Untitled

(* Autor: Jan Kociniak
   Reviewer: Piotr Wojtczak
   WPF 2017Z - Przelewanka  *)


exception Solution of int

(* funkcja generujaca liste osiagalnych stanów, ktore nie sa jeszcze rozwiazaniem  *)
(* arr - poczatkowy stan, d - liczba krokow, comp - to co chcemy osiagnac          *)

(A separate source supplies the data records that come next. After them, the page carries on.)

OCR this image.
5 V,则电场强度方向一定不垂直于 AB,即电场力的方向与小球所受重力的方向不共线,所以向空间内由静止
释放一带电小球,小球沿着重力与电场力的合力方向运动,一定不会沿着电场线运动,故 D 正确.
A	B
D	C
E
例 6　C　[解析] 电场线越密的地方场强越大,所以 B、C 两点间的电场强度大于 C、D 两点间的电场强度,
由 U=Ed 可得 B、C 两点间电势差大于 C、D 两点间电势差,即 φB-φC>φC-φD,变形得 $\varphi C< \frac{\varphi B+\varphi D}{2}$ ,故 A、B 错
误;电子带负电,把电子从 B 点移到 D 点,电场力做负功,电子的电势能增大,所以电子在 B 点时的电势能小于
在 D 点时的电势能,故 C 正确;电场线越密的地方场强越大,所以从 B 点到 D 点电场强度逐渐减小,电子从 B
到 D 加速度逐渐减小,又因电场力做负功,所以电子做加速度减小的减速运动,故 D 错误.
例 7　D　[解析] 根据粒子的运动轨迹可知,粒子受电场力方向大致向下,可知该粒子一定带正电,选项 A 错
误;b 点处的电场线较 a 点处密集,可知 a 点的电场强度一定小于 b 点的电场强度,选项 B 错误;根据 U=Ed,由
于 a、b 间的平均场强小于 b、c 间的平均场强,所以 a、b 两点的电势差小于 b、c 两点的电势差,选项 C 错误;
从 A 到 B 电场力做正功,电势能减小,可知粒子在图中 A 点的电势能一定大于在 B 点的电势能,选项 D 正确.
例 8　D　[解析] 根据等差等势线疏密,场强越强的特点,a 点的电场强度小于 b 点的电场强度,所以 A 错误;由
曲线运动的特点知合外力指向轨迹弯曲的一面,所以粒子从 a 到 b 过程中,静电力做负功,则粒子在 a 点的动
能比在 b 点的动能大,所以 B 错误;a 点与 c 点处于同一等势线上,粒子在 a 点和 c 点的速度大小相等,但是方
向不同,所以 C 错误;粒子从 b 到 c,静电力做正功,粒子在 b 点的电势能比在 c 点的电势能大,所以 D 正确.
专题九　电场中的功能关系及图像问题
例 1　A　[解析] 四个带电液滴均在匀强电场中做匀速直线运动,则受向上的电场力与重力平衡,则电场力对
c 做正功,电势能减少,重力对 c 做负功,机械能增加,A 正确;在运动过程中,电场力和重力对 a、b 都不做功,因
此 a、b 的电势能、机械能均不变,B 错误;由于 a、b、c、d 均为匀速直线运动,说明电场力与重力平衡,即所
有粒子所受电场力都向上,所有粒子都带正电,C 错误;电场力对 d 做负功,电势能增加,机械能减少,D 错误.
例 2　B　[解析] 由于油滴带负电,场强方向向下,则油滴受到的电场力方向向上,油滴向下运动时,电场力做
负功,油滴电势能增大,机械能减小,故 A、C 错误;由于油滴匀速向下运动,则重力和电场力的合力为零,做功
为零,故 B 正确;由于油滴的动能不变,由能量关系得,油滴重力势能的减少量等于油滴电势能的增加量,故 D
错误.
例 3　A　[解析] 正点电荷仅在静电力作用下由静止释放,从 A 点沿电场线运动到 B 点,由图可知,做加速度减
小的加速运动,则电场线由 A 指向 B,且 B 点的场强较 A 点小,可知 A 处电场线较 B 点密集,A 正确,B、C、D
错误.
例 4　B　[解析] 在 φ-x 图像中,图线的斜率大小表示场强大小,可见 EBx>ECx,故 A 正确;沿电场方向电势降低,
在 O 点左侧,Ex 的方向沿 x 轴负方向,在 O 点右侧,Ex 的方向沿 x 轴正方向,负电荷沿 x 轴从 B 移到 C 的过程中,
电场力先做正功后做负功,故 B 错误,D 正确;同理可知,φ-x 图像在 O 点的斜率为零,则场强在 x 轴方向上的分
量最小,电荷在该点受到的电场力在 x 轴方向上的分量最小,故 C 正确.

let states (arr, d) comp =
  let n = Array.length arr and d1 = d+1 and l = ref [] in
    for i = 0 to n-1 do
      let (xi, yi) = arr.(i) in
      (* dolanie do pełna i-tej szklanki *)
      if yi <> xi then begin
        arr.(i) <- (xi, xi);
        if arr = comp then raise (Solution (d1))
        else
          l := (Array.copy arr, d1)::!l;
      end;
      (* oproznienie i-tej szklanki *)
      if yi <> 0 then begin
        arr.(i) <- (xi, 0);
        if arr = comp then raise (Solution (d1))
        else
          l := (Array.copy arr, d1)::!l;
      end;
        (* reset *)
        arr.(i) <- (xi, yi);
      for j = i+1 to n-1 do
        let (xj, yj) = arr.(j) in
        (* przelanie z i do j *)
        if yj <> xj  && yi <> 0 then begin
        arr.(j) <- (xj, min (yj + yi) xj);
        arr.(i) <- (xi, max 0 (yi - xj + yj));
        if arr = comp then raise (Solution (d1))
        else
          l := (Array.copy arr, d1)::!l;
      end;
        (* przelanie z j do i *)
        if yi <> xi && yj <> 0 then begin
        arr.(i) <- (xi, min (yi + yj) xi);
        arr.(j) <- (xj, max 0 (yj - xi + yi));
        if arr = comp then raise (Solution (d1))
        else
          l := (Array.copy arr, d1)::!l;
      end;
        (* reset *)
        arr.(i) <- (xi, yi);
        arr.(j) <- (xj, yj);
      done;
    done;
    !l

let gcd arr =
  let rec euclid a b =
    let (m, n) = (max a b, min a b) in
    if n = 0 then m else euclid (m mod n) n
  in
  let gcd_x = Array.fold_left (fun a (x, _) -> euclid a x) 0 arr in
  Array.fold_left (fun a (_, y) -> a && y mod gcd_x = 0) true arr


let bfs arr =
  if arr = Array.map (fun (x, _) -> (x, 0)) arr then 0 else
  if not (gcd arr) then -1 else
    let q = Queue.create()
    and been = Hashtbl.create 1000000
    and start = Array.map (fun (x, _) -> (x, 0)) arr in
    let filter (x, d) =
      if Hashtbl.mem been x = false then begin
           Queue.add (x, d) q;
           Hashtbl.add been x true; end
      in
         Hashtbl.add been start true;
         Queue.add (start, 0) q;
         while not (Queue.is_empty q) do
           let act = Queue.take q in
           List.iter filter (states act arr);
         done;
         -1

let przelewanka arr =
  try bfs arr with
  | Solution(x) -> x